В Петербурге он оставался недолго и затем переехал в Москву, где пробыл до 1804 года, состоя все это время на службе у англичан[3].

В 1804 году он перешел в русскую службу и был назначен помощником редактора в десятую комиссию по составлению законов.

В 1805 году И. П. Бларамберг получил должность референдария, в 1806 году произведен в коллежские асессоры «за систематическое извлечение из иностранных законодательств статей по гражданскому праву», а в 1807 году получил отставку с чином надворного советника.

В 1808 году Бларамберг был принят на службу прокурором коммерческого суда в городе Одессе, в 1810—1811 гг. был таможенным инспектором Херсонской губернии, затем был причислен к герольдии, а в 1812 году назначен начальником одесского таможенного округа.

В 1824 году Иван Павлович Бларамберг вышел в отставку, но через год был назначен чиновником особых поручений при генерал-губернаторе Новороссии князе Михаиле Семёновиче Воронцове, который ему покровительствовал.

Объезжая край по служебным обязанностям, Бларамберг заинтересовался рассеянными здесь остатками старины и стал серьёзно заниматься археологией. В то же время, по представлению князя Воронцова, Император Российской империи Александр I повелел «учредить музей для хранения накопившихся предметов древности», после чего были открыты музей в Одессе (9 августа 1825 года) и музей в Керчи (2 июня 1826 года), основанный П. Дюбрюксом. Бларамберг был назначен директором двух музеев и посвящал немало трудов и времени для их обустройства[2].

С 1812 года став постоянным жителем города Одессы, он вестма сблизился с местными изыскателями древностей, И. А. Стемпковским, Никовулом и П. Дюбрюксом и глубоко пристрастился к археологии Южной России и по своим многочисленным и плодотворным трудам справедливо может быть поставлен наряду с названными археологами, положившими прочное начало позднейшим археологическим изысканиям не только на юге России, но и на всем её пространстве[3].

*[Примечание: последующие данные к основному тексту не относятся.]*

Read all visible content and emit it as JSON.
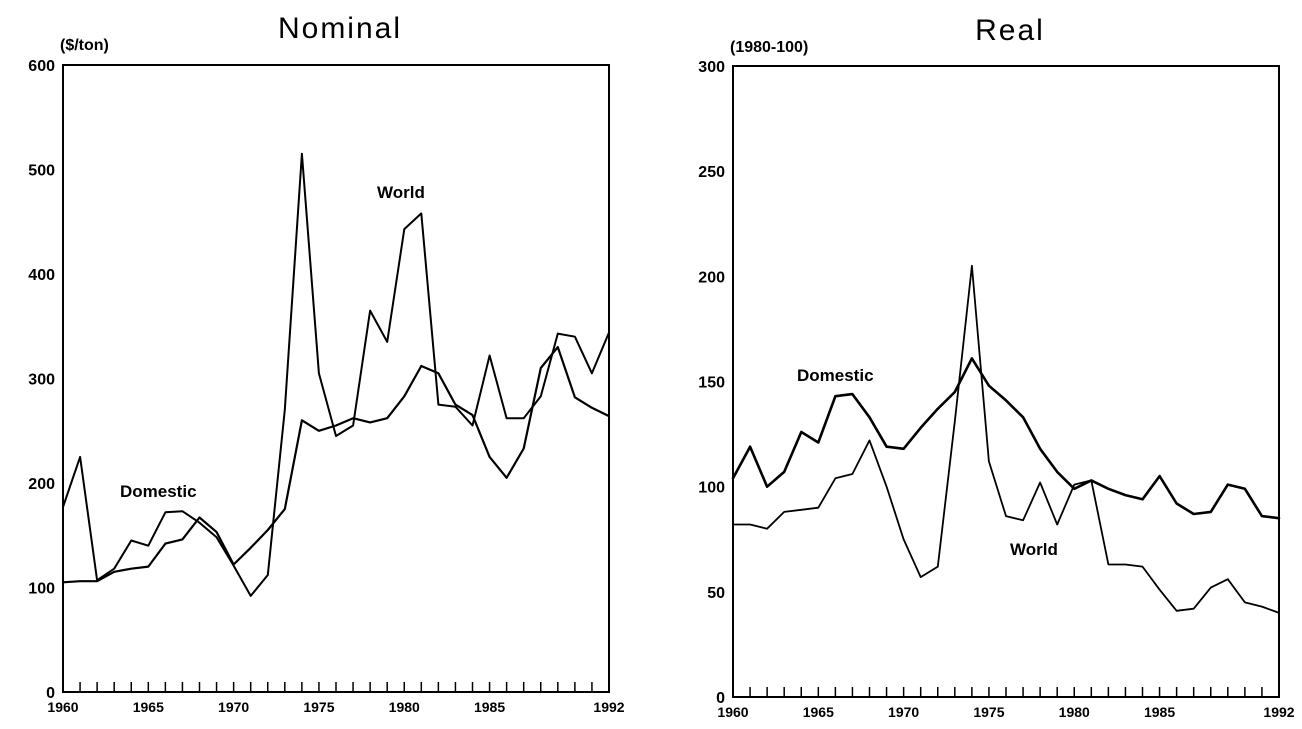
{
  "chart_data": [
    {
      "type": "line",
      "title": "Nominal",
      "unit_label": "($/ton)",
      "xlabel": "",
      "ylabel": "",
      "xlim": [
        1960,
        1992
      ],
      "ylim": [
        0,
        600
      ],
      "yticks": [
        0,
        100,
        200,
        300,
        400,
        500,
        600
      ],
      "xtick_labels": [
        {
          "x": 1960,
          "label": "1960"
        },
        {
          "x": 1965,
          "label": "1965"
        },
        {
          "x": 1970,
          "label": "1970"
        },
        {
          "x": 1975,
          "label": "1975"
        },
        {
          "x": 1980,
          "label": "1980"
        },
        {
          "x": 1985,
          "label": "1985"
        },
        {
          "x": 1992,
          "label": "1992"
        }
      ],
      "grid": false,
      "x": [
        1960,
        1961,
        1962,
        1963,
        1964,
        1965,
        1966,
        1967,
        1968,
        1969,
        1970,
        1971,
        1972,
        1973,
        1974,
        1975,
        1976,
        1977,
        1978,
        1979,
        1980,
        1981,
        1982,
        1983,
        1984,
        1985,
        1986,
        1987,
        1988,
        1989,
        1990,
        1991,
        1992
      ],
      "series": [
        {
          "name": "Domestic",
          "values": [
            105,
            106,
            106,
            115,
            118,
            120,
            142,
            146,
            167,
            153,
            122,
            138,
            155,
            175,
            260,
            250,
            255,
            262,
            258,
            262,
            283,
            312,
            305,
            275,
            265,
            225,
            205,
            233,
            310,
            330,
            282,
            272,
            264
          ]
        },
        {
          "name": "World",
          "values": [
            177,
            225,
            107,
            118,
            145,
            140,
            172,
            173,
            162,
            148,
            121,
            92,
            112,
            270,
            515,
            305,
            245,
            255,
            365,
            335,
            443,
            458,
            275,
            273,
            255,
            322,
            262,
            262,
            283,
            343,
            340,
            305,
            344
          ]
        }
      ],
      "annotations": [
        {
          "text": "Domestic",
          "series": "Domestic"
        },
        {
          "text": "World",
          "series": "World"
        }
      ]
    },
    {
      "type": "line",
      "title": "Real",
      "unit_label": "(1980-100)",
      "xlabel": "",
      "ylabel": "",
      "xlim": [
        1960,
        1992
      ],
      "ylim": [
        0,
        300
      ],
      "yticks": [
        0,
        50,
        100,
        150,
        200,
        250,
        300
      ],
      "xtick_labels": [
        {
          "x": 1960,
          "label": "1960"
        },
        {
          "x": 1965,
          "label": "1965"
        },
        {
          "x": 1970,
          "label": "1970"
        },
        {
          "x": 1975,
          "label": "1975"
        },
        {
          "x": 1980,
          "label": "1980"
        },
        {
          "x": 1985,
          "label": "1985"
        },
        {
          "x": 1992,
          "label": "1992"
        }
      ],
      "grid": false,
      "x": [
        1960,
        1961,
        1962,
        1963,
        1964,
        1965,
        1966,
        1967,
        1968,
        1969,
        1970,
        1971,
        1972,
        1973,
        1974,
        1975,
        1976,
        1977,
        1978,
        1979,
        1980,
        1981,
        1982,
        1983,
        1984,
        1985,
        1986,
        1987,
        1988,
        1989,
        1990,
        1991,
        1992
      ],
      "series": [
        {
          "name": "Domestic",
          "values": [
            104,
            119,
            100,
            107,
            126,
            121,
            143,
            144,
            133,
            119,
            118,
            128,
            137,
            145,
            161,
            148,
            141,
            133,
            118,
            107,
            99,
            103,
            99,
            96,
            94,
            105,
            92,
            87,
            88,
            101,
            99,
            86,
            85
          ]
        },
        {
          "name": "World",
          "values": [
            82,
            82,
            80,
            88,
            89,
            90,
            104,
            106,
            122,
            100,
            75,
            57,
            62,
            131,
            205,
            112,
            86,
            84,
            102,
            82,
            101,
            103,
            63,
            63,
            62,
            51,
            41,
            42,
            52,
            56,
            45,
            43,
            40
          ]
        }
      ],
      "annotations": [
        {
          "text": "Domestic",
          "series": "Domestic"
        },
        {
          "text": "World",
          "series": "World"
        }
      ]
    }
  ]
}
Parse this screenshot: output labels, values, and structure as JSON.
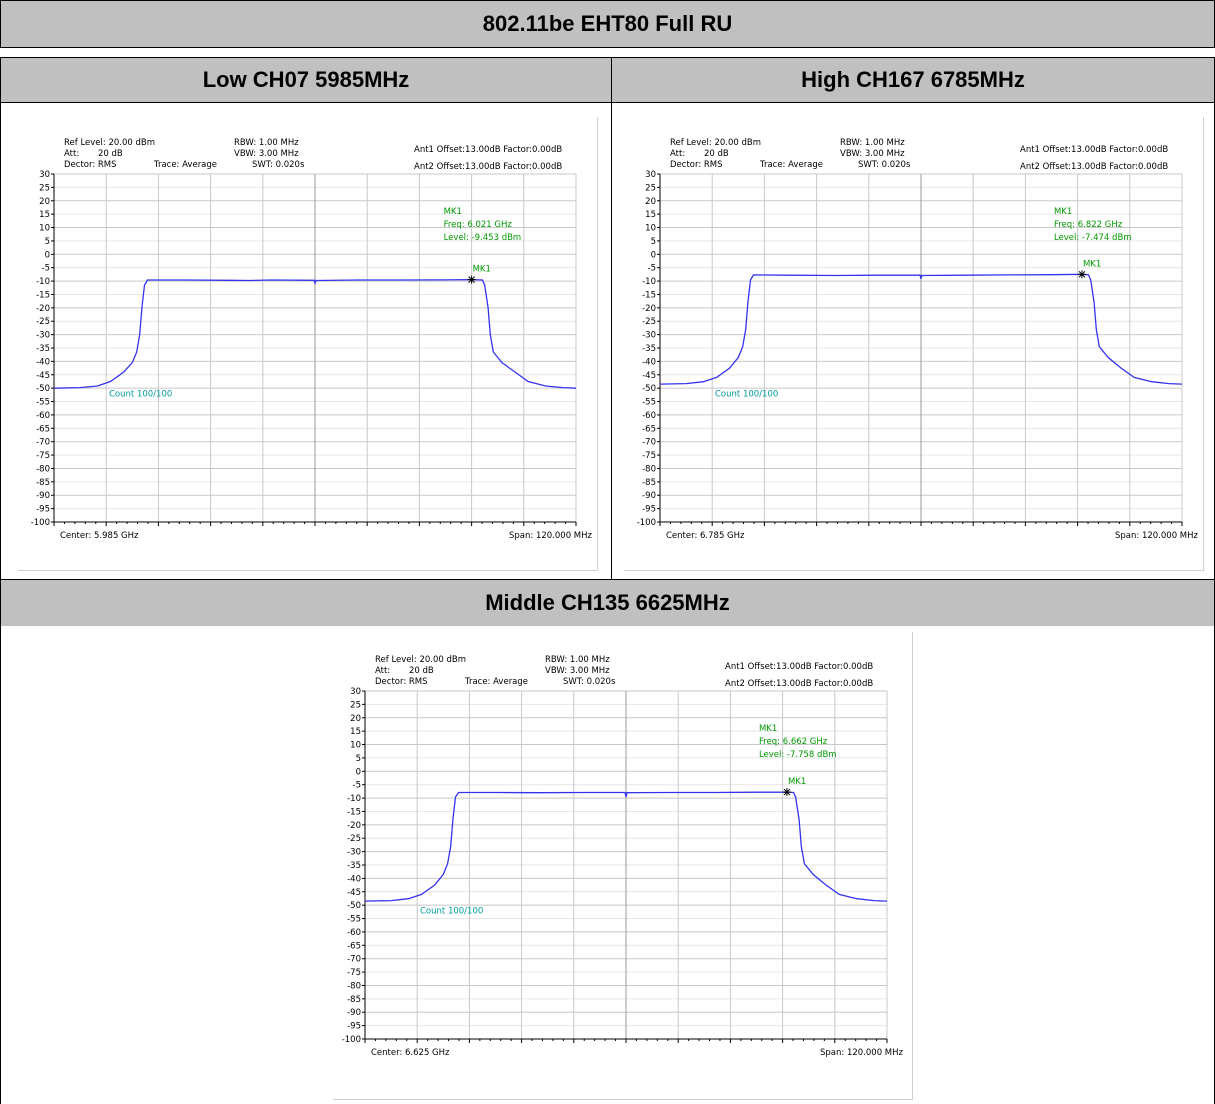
{
  "table": {
    "title": "802.11be EHT80 Full RU",
    "header_low": "Low CH07 5985MHz",
    "header_high": "High CH167 6785MHz",
    "header_mid": "Middle CH135 6625MHz"
  },
  "colors": {
    "trace": "#3333ee",
    "marker_text": "#009900",
    "count_text": "#009999",
    "grid_major": "#c8c8c8",
    "grid_minor": "#e6e6e6",
    "header_bg": "#c0c0c0"
  },
  "chart_data": [
    {
      "type": "line",
      "panel": "low",
      "info": {
        "ref_level": "Ref Level: 20.00 dBm",
        "att_label": "Att:",
        "att_value": "20 dB",
        "detector": "Dector: RMS",
        "trace": "Trace: Average",
        "rbw": "RBW: 1.00 MHz",
        "vbw": "VBW: 3.00 MHz",
        "swt": "SWT: 0.020s",
        "ant1": "Ant1 Offset:13.00dB  Factor:0.00dB",
        "ant2": "Ant2 Offset:13.00dB  Factor:0.00dB"
      },
      "center_label": "Center: 5.985 GHz",
      "span_label": "Span: 120.000 MHz",
      "count_label": "Count 100/100",
      "marker": {
        "name": "MK1",
        "freq_label": "Freq: 6.021 GHz",
        "level_label": "Level: -9.453 dBm",
        "x": 6.021,
        "y": -9.453
      },
      "x_range_ghz": [
        5.925,
        6.045
      ],
      "ylim": [
        -100,
        30
      ],
      "yticks": [
        30,
        25,
        20,
        15,
        10,
        5,
        0,
        -5,
        -10,
        -15,
        -20,
        -25,
        -30,
        -35,
        -40,
        -45,
        -50,
        -55,
        -60,
        -65,
        -70,
        -75,
        -80,
        -85,
        -90,
        -95,
        -100
      ],
      "grid": true,
      "trace_points": [
        [
          5.925,
          -50.0
        ],
        [
          5.931,
          -49.8
        ],
        [
          5.935,
          -49.2
        ],
        [
          5.938,
          -47.5
        ],
        [
          5.941,
          -44.0
        ],
        [
          5.943,
          -40.5
        ],
        [
          5.944,
          -36.5
        ],
        [
          5.9447,
          -30.0
        ],
        [
          5.9452,
          -20.0
        ],
        [
          5.9458,
          -11.5
        ],
        [
          5.9465,
          -9.6
        ],
        [
          5.955,
          -9.6
        ],
        [
          5.965,
          -9.7
        ],
        [
          5.97,
          -9.8
        ],
        [
          5.975,
          -9.6
        ],
        [
          5.9848,
          -9.7
        ],
        [
          5.985,
          -10.8
        ],
        [
          5.9852,
          -9.8
        ],
        [
          5.995,
          -9.6
        ],
        [
          6.005,
          -9.6
        ],
        [
          6.015,
          -9.55
        ],
        [
          6.021,
          -9.453
        ],
        [
          6.0235,
          -9.6
        ],
        [
          6.024,
          -11.5
        ],
        [
          6.0248,
          -20.0
        ],
        [
          6.0253,
          -30.0
        ],
        [
          6.026,
          -36.5
        ],
        [
          6.028,
          -40.5
        ],
        [
          6.031,
          -44.0
        ],
        [
          6.034,
          -47.5
        ],
        [
          6.038,
          -49.2
        ],
        [
          6.042,
          -49.8
        ],
        [
          6.045,
          -50.0
        ]
      ]
    },
    {
      "type": "line",
      "panel": "high",
      "info": {
        "ref_level": "Ref Level: 20.00 dBm",
        "att_label": "Att:",
        "att_value": "20 dB",
        "detector": "Dector: RMS",
        "trace": "Trace: Average",
        "rbw": "RBW: 1.00 MHz",
        "vbw": "VBW: 3.00 MHz",
        "swt": "SWT: 0.020s",
        "ant1": "Ant1 Offset:13.00dB  Factor:0.00dB",
        "ant2": "Ant2 Offset:13.00dB  Factor:0.00dB"
      },
      "center_label": "Center: 6.785 GHz",
      "span_label": "Span: 120.000 MHz",
      "count_label": "Count 100/100",
      "marker": {
        "name": "MK1",
        "freq_label": "Freq: 6.822 GHz",
        "level_label": "Level: -7.474 dBm",
        "x": 6.822,
        "y": -7.474
      },
      "x_range_ghz": [
        6.725,
        6.845
      ],
      "ylim": [
        -100,
        30
      ],
      "yticks": [
        30,
        25,
        20,
        15,
        10,
        5,
        0,
        -5,
        -10,
        -15,
        -20,
        -25,
        -30,
        -35,
        -40,
        -45,
        -50,
        -55,
        -60,
        -65,
        -70,
        -75,
        -80,
        -85,
        -90,
        -95,
        -100
      ],
      "grid": true,
      "trace_points": [
        [
          6.725,
          -48.5
        ],
        [
          6.731,
          -48.3
        ],
        [
          6.735,
          -47.6
        ],
        [
          6.738,
          -46.0
        ],
        [
          6.741,
          -42.5
        ],
        [
          6.743,
          -38.5
        ],
        [
          6.744,
          -34.5
        ],
        [
          6.7447,
          -28.0
        ],
        [
          6.7452,
          -18.0
        ],
        [
          6.7458,
          -9.6
        ],
        [
          6.7465,
          -7.7
        ],
        [
          6.755,
          -7.8
        ],
        [
          6.765,
          -7.9
        ],
        [
          6.775,
          -7.8
        ],
        [
          6.7848,
          -7.8
        ],
        [
          6.785,
          -9.2
        ],
        [
          6.7852,
          -7.9
        ],
        [
          6.795,
          -7.8
        ],
        [
          6.805,
          -7.7
        ],
        [
          6.815,
          -7.6
        ],
        [
          6.822,
          -7.474
        ],
        [
          6.8235,
          -7.7
        ],
        [
          6.824,
          -9.6
        ],
        [
          6.8248,
          -18.0
        ],
        [
          6.8253,
          -28.0
        ],
        [
          6.826,
          -34.5
        ],
        [
          6.828,
          -38.5
        ],
        [
          6.831,
          -42.5
        ],
        [
          6.834,
          -46.0
        ],
        [
          6.838,
          -47.6
        ],
        [
          6.842,
          -48.3
        ],
        [
          6.845,
          -48.5
        ]
      ]
    },
    {
      "type": "line",
      "panel": "middle",
      "info": {
        "ref_level": "Ref Level: 20.00 dBm",
        "att_label": "Att:",
        "att_value": "20 dB",
        "detector": "Dector: RMS",
        "trace": "Trace: Average",
        "rbw": "RBW: 1.00 MHz",
        "vbw": "VBW: 3.00 MHz",
        "swt": "SWT: 0.020s",
        "ant1": "Ant1 Offset:13.00dB  Factor:0.00dB",
        "ant2": "Ant2 Offset:13.00dB  Factor:0.00dB"
      },
      "center_label": "Center: 6.625 GHz",
      "span_label": "Span: 120.000 MHz",
      "count_label": "Count 100/100",
      "marker": {
        "name": "MK1",
        "freq_label": "Freq: 6.662 GHz",
        "level_label": "Level: -7.758 dBm",
        "x": 6.662,
        "y": -7.758
      },
      "x_range_ghz": [
        6.565,
        6.685
      ],
      "ylim": [
        -100,
        30
      ],
      "yticks": [
        30,
        25,
        20,
        15,
        10,
        5,
        0,
        -5,
        -10,
        -15,
        -20,
        -25,
        -30,
        -35,
        -40,
        -45,
        -50,
        -55,
        -60,
        -65,
        -70,
        -75,
        -80,
        -85,
        -90,
        -95,
        -100
      ],
      "grid": true,
      "trace_points": [
        [
          6.565,
          -48.5
        ],
        [
          6.571,
          -48.3
        ],
        [
          6.575,
          -47.6
        ],
        [
          6.578,
          -46.0
        ],
        [
          6.581,
          -42.5
        ],
        [
          6.583,
          -38.5
        ],
        [
          6.584,
          -34.5
        ],
        [
          6.5847,
          -28.0
        ],
        [
          6.5852,
          -18.0
        ],
        [
          6.5858,
          -9.6
        ],
        [
          6.5865,
          -7.9
        ],
        [
          6.595,
          -7.9
        ],
        [
          6.605,
          -8.0
        ],
        [
          6.615,
          -7.9
        ],
        [
          6.6248,
          -7.9
        ],
        [
          6.625,
          -9.6
        ],
        [
          6.6252,
          -8.0
        ],
        [
          6.635,
          -7.9
        ],
        [
          6.645,
          -7.9
        ],
        [
          6.655,
          -7.8
        ],
        [
          6.662,
          -7.758
        ],
        [
          6.6635,
          -7.9
        ],
        [
          6.664,
          -9.6
        ],
        [
          6.6648,
          -18.0
        ],
        [
          6.6653,
          -28.0
        ],
        [
          6.666,
          -34.5
        ],
        [
          6.668,
          -38.5
        ],
        [
          6.671,
          -42.5
        ],
        [
          6.674,
          -46.0
        ],
        [
          6.678,
          -47.6
        ],
        [
          6.682,
          -48.3
        ],
        [
          6.685,
          -48.5
        ]
      ]
    }
  ]
}
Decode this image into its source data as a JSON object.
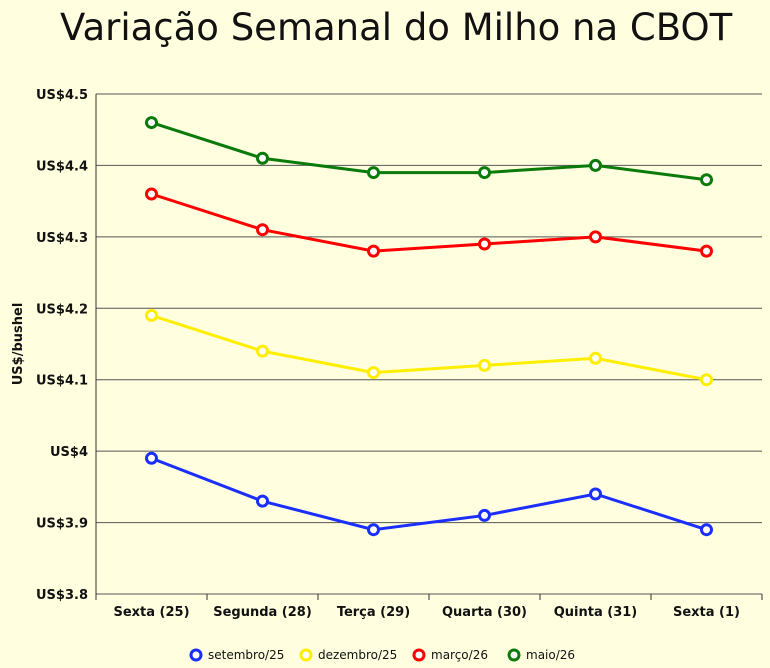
{
  "chart_data": {
    "type": "line",
    "title": "Variação Semanal do Milho na CBOT",
    "xlabel": "",
    "ylabel": "US$/bushel",
    "categories": [
      "Sexta (25)",
      "Segunda (28)",
      "Terça (29)",
      "Quarta (30)",
      "Quinta (31)",
      "Sexta (1)"
    ],
    "ylim": [
      3.8,
      4.5
    ],
    "yticks": [
      3.8,
      3.9,
      4.0,
      4.1,
      4.2,
      4.3,
      4.4,
      4.5
    ],
    "ytick_labels": [
      "US$3.8",
      "US$3.9",
      "US$4",
      "US$4.1",
      "US$4.2",
      "US$4.3",
      "US$4.4",
      "US$4.5"
    ],
    "grid": true,
    "legend_position": "bottom",
    "series": [
      {
        "name": "setembro/25",
        "color": "#1a2eff",
        "values": [
          3.99,
          3.93,
          3.89,
          3.91,
          3.94,
          3.89
        ]
      },
      {
        "name": "dezembro/25",
        "color": "#ffee00",
        "values": [
          4.19,
          4.14,
          4.11,
          4.12,
          4.13,
          4.1
        ]
      },
      {
        "name": "março/26",
        "color": "#ff0000",
        "values": [
          4.36,
          4.31,
          4.28,
          4.29,
          4.3,
          4.28
        ]
      },
      {
        "name": "maio/26",
        "color": "#0a7a0a",
        "values": [
          4.46,
          4.41,
          4.39,
          4.39,
          4.4,
          4.38
        ]
      }
    ]
  }
}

Благодаря раскопкам и многосторонней разработке археологической литературы Бларамбергу удалось достигнуть значительных научных результатов. Так, , основываясь на псефизмах и надписях, он открыл существование пятисоюзия, составленного из городов и портов западного берега Черного моря в следующем порядке: Томи (Кистенджи), Каллатия (Мангалия), Одиссос (Варна), Месемврия и, наконец, Аполлония (Сизополи). Он первый разработал нумизматику Ольвии и соседних с ней древнегреческих поселений, атакже, точно определил местоположения целого ряда древних городов, крепостей и селений: Тиры, Никонии, Фиска и других[2][3].

Иван Павлович Бларамберг скончался 31 декабря 1831 года в Одессе[2].

Библиография

  • «Notice sur quelques objets d’antiquité, decouverts en Tauride dans un tumulus, pres du site de l’ancienne Panticapée» (Париж, 1822) — здесь говорится о древних вещах, найденных в кургане, находящемся в 5 верст. от места древней Пантикапеи (Керчи).
  • «Choix des medailles antiques d’Olbiopolis, ou Olbia, avec une notice sur Olbia» (Париж, 1822 год; с приложением плана развалин города Ольвии и 21 таблицы, содержащих в себе 204 изображения монет и 29 монограмм. На русском языке, в переводе А. Писарева (1828 год; Москва), этот труд получил название «Описание древних медалей Ольвии или Ольвиополя, находящихся в Одессе, в кабинете г. Бларамберга»
  • «De la position des trois forteresses scythes, dont parle Strabon» (1831 г.; «О положении трех скифских крепостей по Страбону»). Извлечение из этого труда уже в 1829 году, с рукописи, было переведено на немецкий язык и напечатано в одном митавском повременном издании (Die Quatember, Bd. 1. Heft. II).
  • Замечания на некоторые места древней Тавриды («Записки Одесского Общества Истории и Древностей», том II).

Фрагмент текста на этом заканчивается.